3. Microsoft Warning – 3 Different Angles
In a recent warning from Microsoft, three different ‘campaigns’ were found trying to deliver the same malware. Each attempt is similar to another I’ve shared in the past (see October 2020 and April 2021), and all 3 can be foiled if you remain alert.
What makes each one dangerous is what the criminals learn about our security systems and behaviors. For example, sending a Word document with a macro in it will likely set off alerts, but a zip file can slide by depending on what it contains and how your email filters are configured. Likewise, an email from outside the company would typically raise more flags or concerns than the same message coming from the company website. The criminals see what we click on and what we don’t, and then they send more of the kind that were effective.
Angle 1. This message comes to you appearing as part of another email thread, meaning it looks like someone you know. There will be a zip file attached to it, marked as some sort of information you need or requested. The zip file is password protected, and the email will contain the password. If you use the password and open the attachment, you will download the malicious software.
Angle 2. Your website’s contact form is used to submit some kind of phony threat. Typically, this message is about stolen images on your website and contains links to ‘prove’ the original content or copyright info. If you click on those links, however, you will download the malware.

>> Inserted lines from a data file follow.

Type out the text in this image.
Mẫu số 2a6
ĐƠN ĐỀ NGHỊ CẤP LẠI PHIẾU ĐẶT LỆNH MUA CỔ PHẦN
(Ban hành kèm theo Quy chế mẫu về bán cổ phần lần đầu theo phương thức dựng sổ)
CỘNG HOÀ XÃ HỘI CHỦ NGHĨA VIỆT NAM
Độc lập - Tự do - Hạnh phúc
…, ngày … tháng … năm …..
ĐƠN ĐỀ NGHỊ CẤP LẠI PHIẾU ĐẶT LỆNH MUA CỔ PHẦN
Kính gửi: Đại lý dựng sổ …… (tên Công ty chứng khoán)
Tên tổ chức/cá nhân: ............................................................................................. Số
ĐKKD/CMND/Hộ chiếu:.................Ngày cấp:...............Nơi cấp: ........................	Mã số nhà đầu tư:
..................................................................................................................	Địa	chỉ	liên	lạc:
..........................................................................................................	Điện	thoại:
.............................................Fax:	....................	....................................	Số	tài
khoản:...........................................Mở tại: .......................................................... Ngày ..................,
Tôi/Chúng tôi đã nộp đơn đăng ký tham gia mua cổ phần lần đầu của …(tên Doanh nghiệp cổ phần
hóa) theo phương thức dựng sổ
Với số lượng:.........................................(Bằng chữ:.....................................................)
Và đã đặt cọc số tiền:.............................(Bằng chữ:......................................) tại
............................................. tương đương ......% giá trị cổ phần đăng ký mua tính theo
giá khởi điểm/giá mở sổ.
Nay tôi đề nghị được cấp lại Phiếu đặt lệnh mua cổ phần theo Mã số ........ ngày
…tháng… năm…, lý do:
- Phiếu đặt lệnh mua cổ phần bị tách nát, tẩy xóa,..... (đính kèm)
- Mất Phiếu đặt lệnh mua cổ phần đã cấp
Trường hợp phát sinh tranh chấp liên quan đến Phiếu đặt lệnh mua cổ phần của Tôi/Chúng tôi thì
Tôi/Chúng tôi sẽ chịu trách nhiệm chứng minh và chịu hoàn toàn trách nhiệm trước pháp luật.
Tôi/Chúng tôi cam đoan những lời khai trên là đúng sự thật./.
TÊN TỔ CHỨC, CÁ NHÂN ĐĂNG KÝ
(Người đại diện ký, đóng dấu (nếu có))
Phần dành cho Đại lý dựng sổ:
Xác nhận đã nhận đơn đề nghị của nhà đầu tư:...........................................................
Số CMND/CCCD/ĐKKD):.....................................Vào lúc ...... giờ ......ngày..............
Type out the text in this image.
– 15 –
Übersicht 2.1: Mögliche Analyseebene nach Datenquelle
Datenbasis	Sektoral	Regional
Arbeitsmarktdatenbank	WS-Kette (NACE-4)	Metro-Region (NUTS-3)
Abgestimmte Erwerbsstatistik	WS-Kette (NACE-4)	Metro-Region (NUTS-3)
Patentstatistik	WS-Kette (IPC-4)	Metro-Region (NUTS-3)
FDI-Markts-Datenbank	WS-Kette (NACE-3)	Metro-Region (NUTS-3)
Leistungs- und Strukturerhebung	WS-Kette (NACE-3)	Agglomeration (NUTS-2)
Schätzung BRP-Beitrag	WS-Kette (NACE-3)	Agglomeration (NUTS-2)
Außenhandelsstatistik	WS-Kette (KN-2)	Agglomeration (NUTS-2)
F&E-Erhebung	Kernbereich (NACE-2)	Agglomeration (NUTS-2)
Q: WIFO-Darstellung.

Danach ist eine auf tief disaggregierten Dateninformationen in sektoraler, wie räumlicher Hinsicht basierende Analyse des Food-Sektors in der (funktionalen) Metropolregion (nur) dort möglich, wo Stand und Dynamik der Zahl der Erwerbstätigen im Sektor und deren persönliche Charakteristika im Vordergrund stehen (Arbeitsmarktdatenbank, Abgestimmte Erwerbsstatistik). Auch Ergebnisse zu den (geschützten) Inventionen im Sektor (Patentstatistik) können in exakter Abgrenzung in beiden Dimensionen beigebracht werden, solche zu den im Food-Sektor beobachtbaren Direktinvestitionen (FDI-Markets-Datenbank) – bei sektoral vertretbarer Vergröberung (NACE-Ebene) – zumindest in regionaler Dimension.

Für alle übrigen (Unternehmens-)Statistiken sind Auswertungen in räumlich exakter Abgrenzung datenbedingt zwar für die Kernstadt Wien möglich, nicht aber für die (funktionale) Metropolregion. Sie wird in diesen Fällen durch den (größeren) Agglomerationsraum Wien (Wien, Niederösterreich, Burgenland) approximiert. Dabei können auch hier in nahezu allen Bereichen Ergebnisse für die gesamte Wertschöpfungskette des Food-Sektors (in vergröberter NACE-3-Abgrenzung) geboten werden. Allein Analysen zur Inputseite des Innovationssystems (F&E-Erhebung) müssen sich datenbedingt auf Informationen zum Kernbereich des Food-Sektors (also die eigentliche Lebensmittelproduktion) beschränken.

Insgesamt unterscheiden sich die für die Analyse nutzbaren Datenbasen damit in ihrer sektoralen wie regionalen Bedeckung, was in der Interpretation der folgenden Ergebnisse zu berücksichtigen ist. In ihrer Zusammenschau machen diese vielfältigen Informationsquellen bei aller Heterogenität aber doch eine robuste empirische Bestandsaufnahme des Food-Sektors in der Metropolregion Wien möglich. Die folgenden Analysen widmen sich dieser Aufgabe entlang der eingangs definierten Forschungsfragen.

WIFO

Apparently some people are still falling for this attack because they are afraid of the threat and they mistakenly believe the message is safe because it came from the company website. Unfortunately, many businesses configure their email filters to allow website form submissions, which can mean those messages bypass or go through less scanning than typical external emails.
Angle 3. You get a message designed to make you call the scammers. It may be a fake ticket confirmation to a concert or travel, which of course you will want to get a refund on. Back in April, the trend was a fake renewal for some software at a high price. In any case, they want you to call. A fake call center will answer and talk you through the cancellation or refund process. At some point, you will need to download a file. If you do, that file will have a macro in it that downloads the malware as soon as you open it.

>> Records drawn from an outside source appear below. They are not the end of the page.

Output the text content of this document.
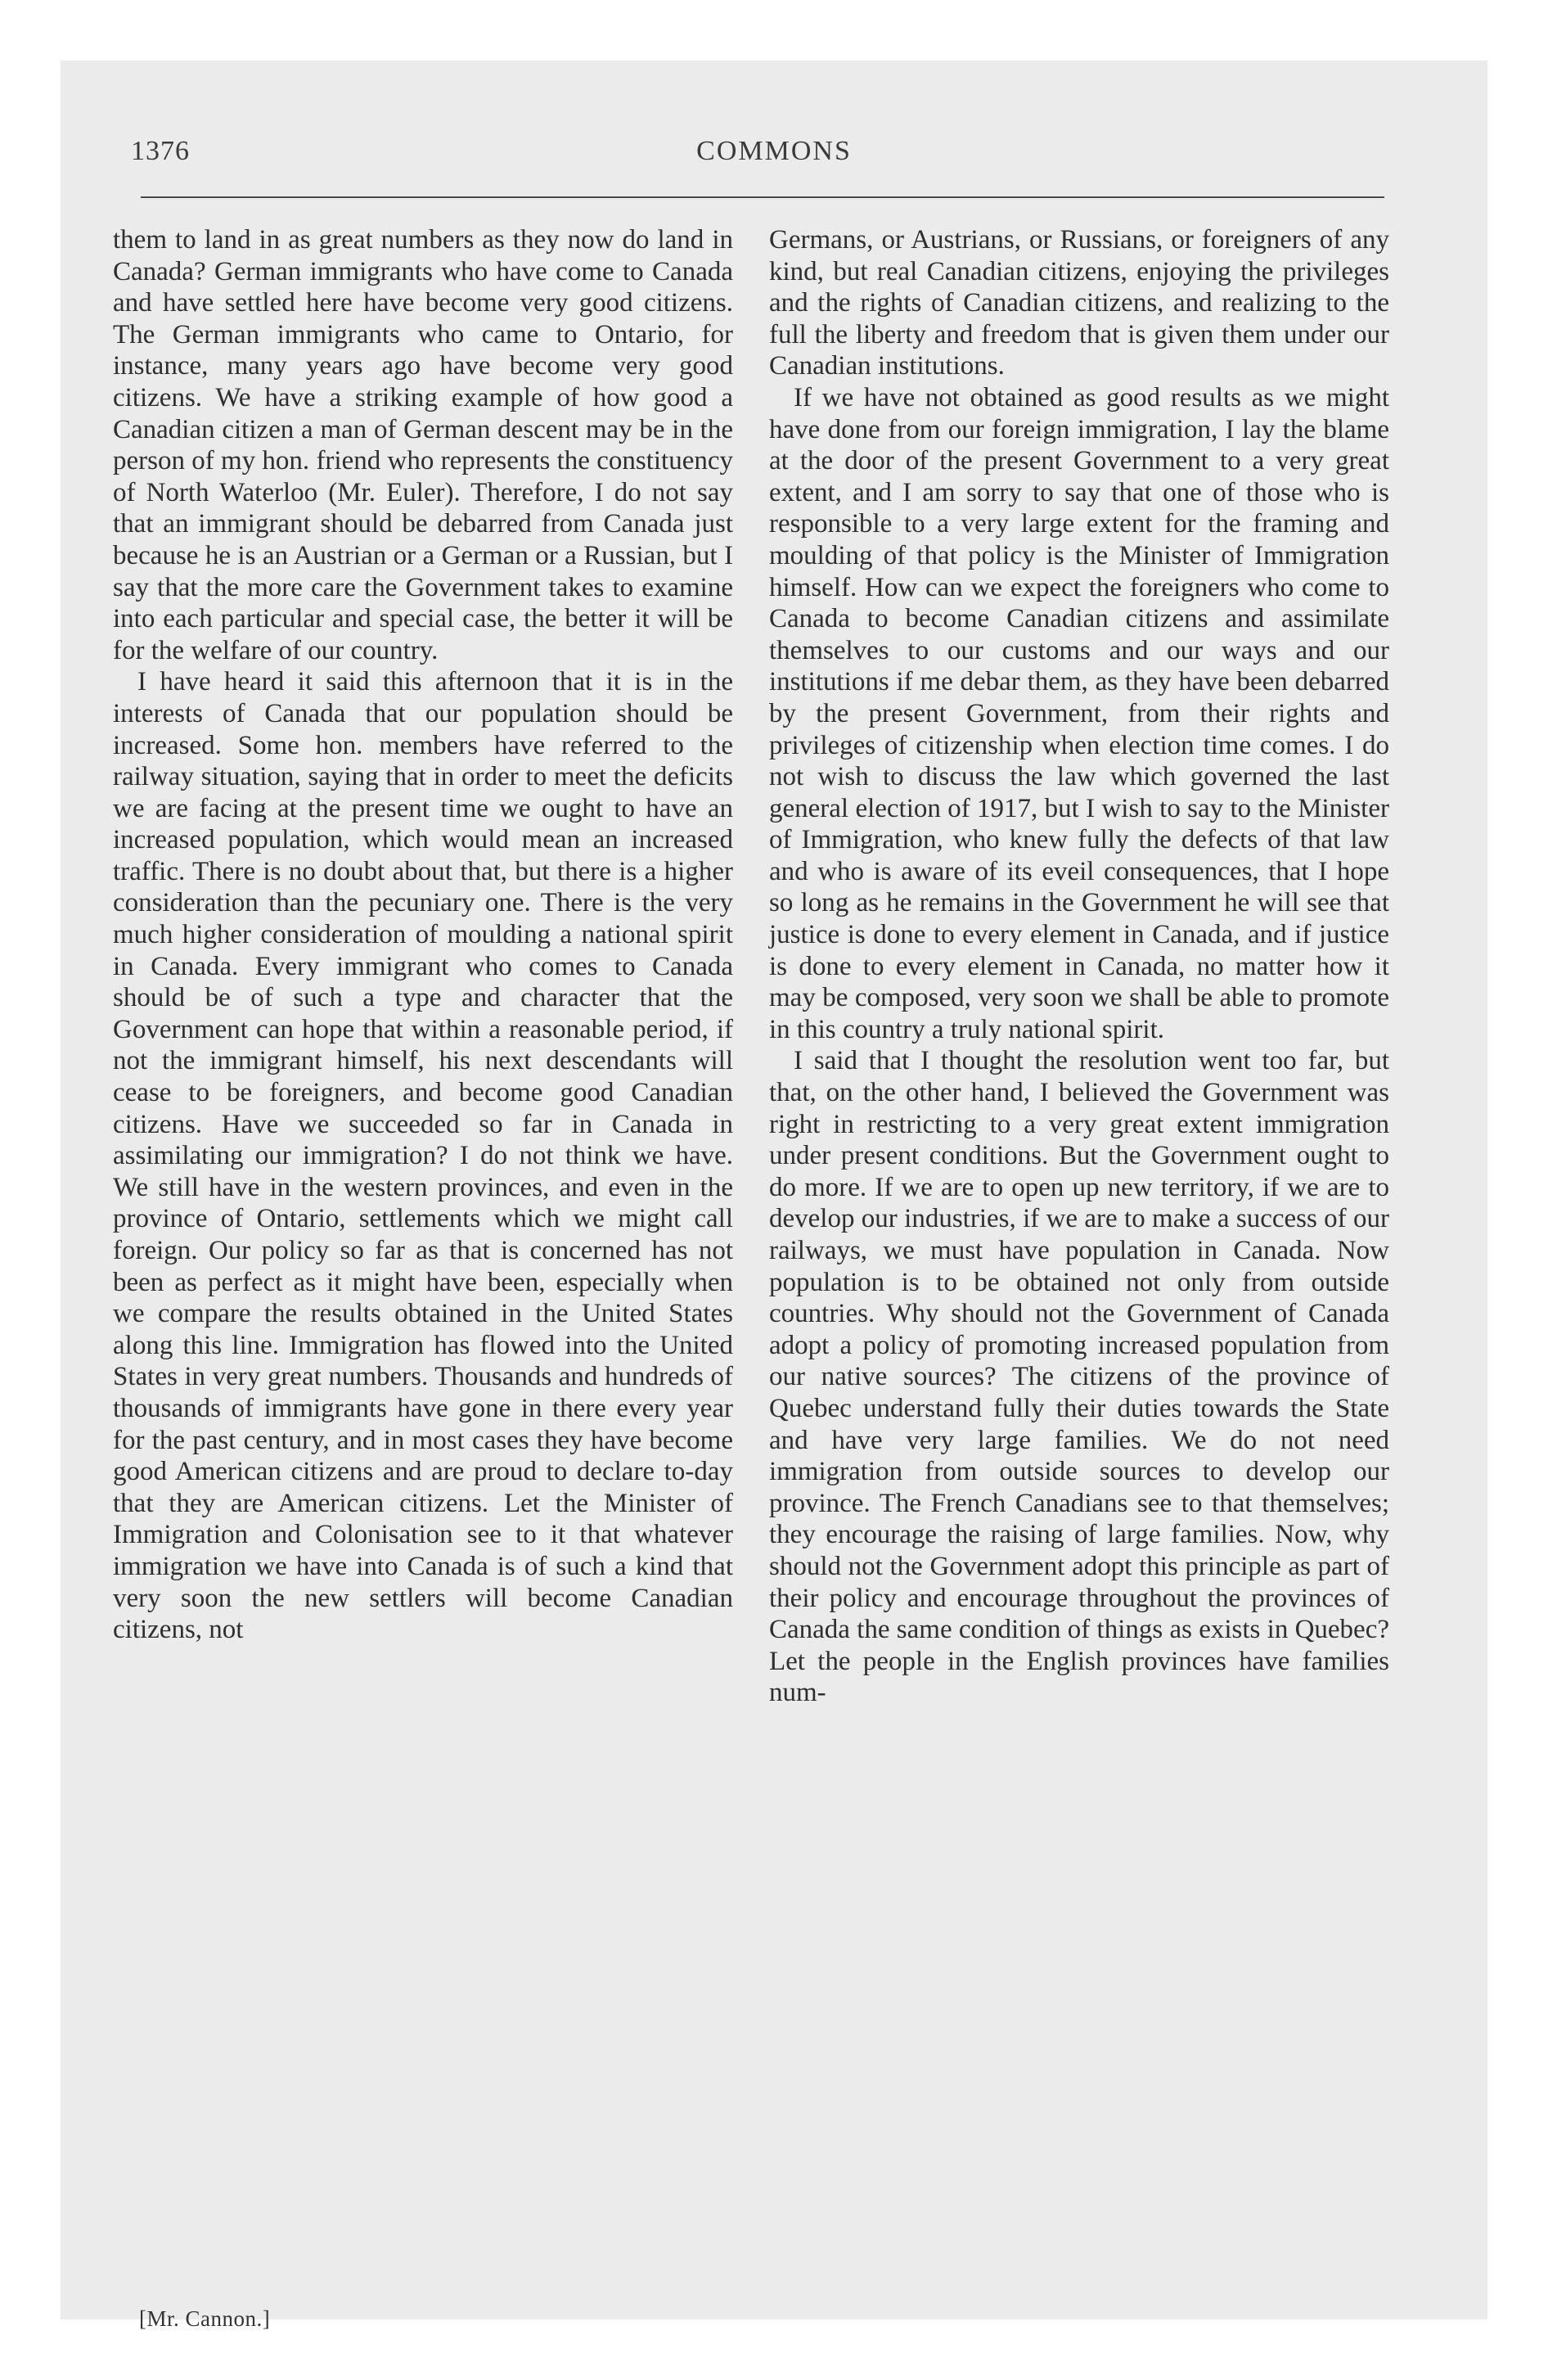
1376	COMMONS

them to land in as great numbers as they now do land in Canada? German immigrants who have come to Canada and have settled here have become very good citizens. The German immigrants who came to Ontario, for instance, many years ago have become very good citizens. We have a striking example of how good a Canadian citizen a man of German descent may be in the person of my hon. friend who represents the constituency of North Waterloo (Mr. Euler). Therefore, I do not say that an immigrant should be debarred from Canada just because he is an Austrian or a German or a Russian, but I say that the more care the Government takes to examine into each particular and special case, the better it will be for the welfare of our country.

I have heard it said this afternoon that it is in the interests of Canada that our population should be increased. Some hon. members have referred to the railway situation, saying that in order to meet the deficits we are facing at the present time we ought to have an increased population, which would mean an increased traffic. There is no doubt about that, but there is a higher consideration than the pecuniary one. There is the very much higher consideration of moulding a national spirit in Canada. Every immigrant who comes to Canada should be of such a type and character that the Government can hope that within a reasonable period, if not the immigrant himself, his next descendants will cease to be foreigners, and become good Canadian citizens. Have we succeeded so far in Canada in assimilating our immigration? I do not think we have. We still have in the western provinces, and even in the province of Ontario, settlements which we might call foreign. Our policy so far as that is concerned has not been as perfect as it might have been, especially when we compare the results obtained in the United States along this line. Immigration has flowed into the United States in very great numbers. Thousands and hundreds of thousands of immigrants have gone in there every year for the past century, and in most cases they have become good American citizens and are proud to declare to-day that they are American citizens. Let the Minister of Immigration and Colonisation see to it that whatever immigration we have into Canada is of such a kind that very soon the new settlers will become Canadian citizens, not

Germans, or Austrians, or Russians, or foreigners of any kind, but real Canadian citizens, enjoying the privileges and the rights of Canadian citizens, and realizing to the full the liberty and freedom that is given them under our Canadian institutions.

If we have not obtained as good results as we might have done from our foreign immigration, I lay the blame at the door of the present Government to a very great extent, and I am sorry to say that one of those who is responsible to a very large extent for the framing and moulding of that policy is the Minister of Immigration himself. How can we expect the foreigners who come to Canada to become Canadian citizens and assimilate themselves to our customs and our ways and our institutions if me debar them, as they have been debarred by the present Government, from their rights and privileges of citizenship when election time comes. I do not wish to discuss the law which governed the last general election of 1917, but I wish to say to the Minister of Immigration, who knew fully the defects of that law and who is aware of its eveil consequences, that I hope so long as he remains in the Government he will see that justice is done to every element in Canada, and if justice is done to every element in Canada, no matter how it may be composed, very soon we shall be able to promote in this country a truly national spirit.

I said that I thought the resolution went too far, but that, on the other hand, I believed the Government was right in restricting to a very great extent immigration under present conditions. But the Government ought to do more. If we are to open up new territory, if we are to develop our industries, if we are to make a success of our railways, we must have population in Canada. Now population is to be obtained not only from outside countries. Why should not the Government of Canada adopt a policy of promoting increased population from our native sources? The citizens of the province of Quebec understand fully their duties towards the State and have very large families. We do not need immigration from outside sources to develop our province. The French Canadians see to that themselves; they encourage the raising of large families. Now, why should not the Government adopt this principle as part of their policy and encourage throughout the provinces of Canada the same condition of things as exists in Quebec? Let the people in the English provinces have families num-

[Mr. Cannon.]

What can you do against this?
- Continue to be vigilant with every message, especially those with links or attachments. Stop yourself when you notice an emotional reaction, such as fear or anger, and remember that scammers often try to use emotions to get you to act without thinking.
- Keep reporting any scam messages you see, and remember that you can always ask your IT team to check messages you have doubts about. Trust your gut whenever something seems strange, and don’t hesitate to pick up the phone or send a chat to someone when you have a question.
- With all the millions of people affected by various data breaches, combined with most people’s habit of re-using passwords, it is easier and more likely that someone you know will have their email compromised. You can help keep this from spreading by being alert, by practicing good password hygiene, and by encouraging others to be more cybersecure as well.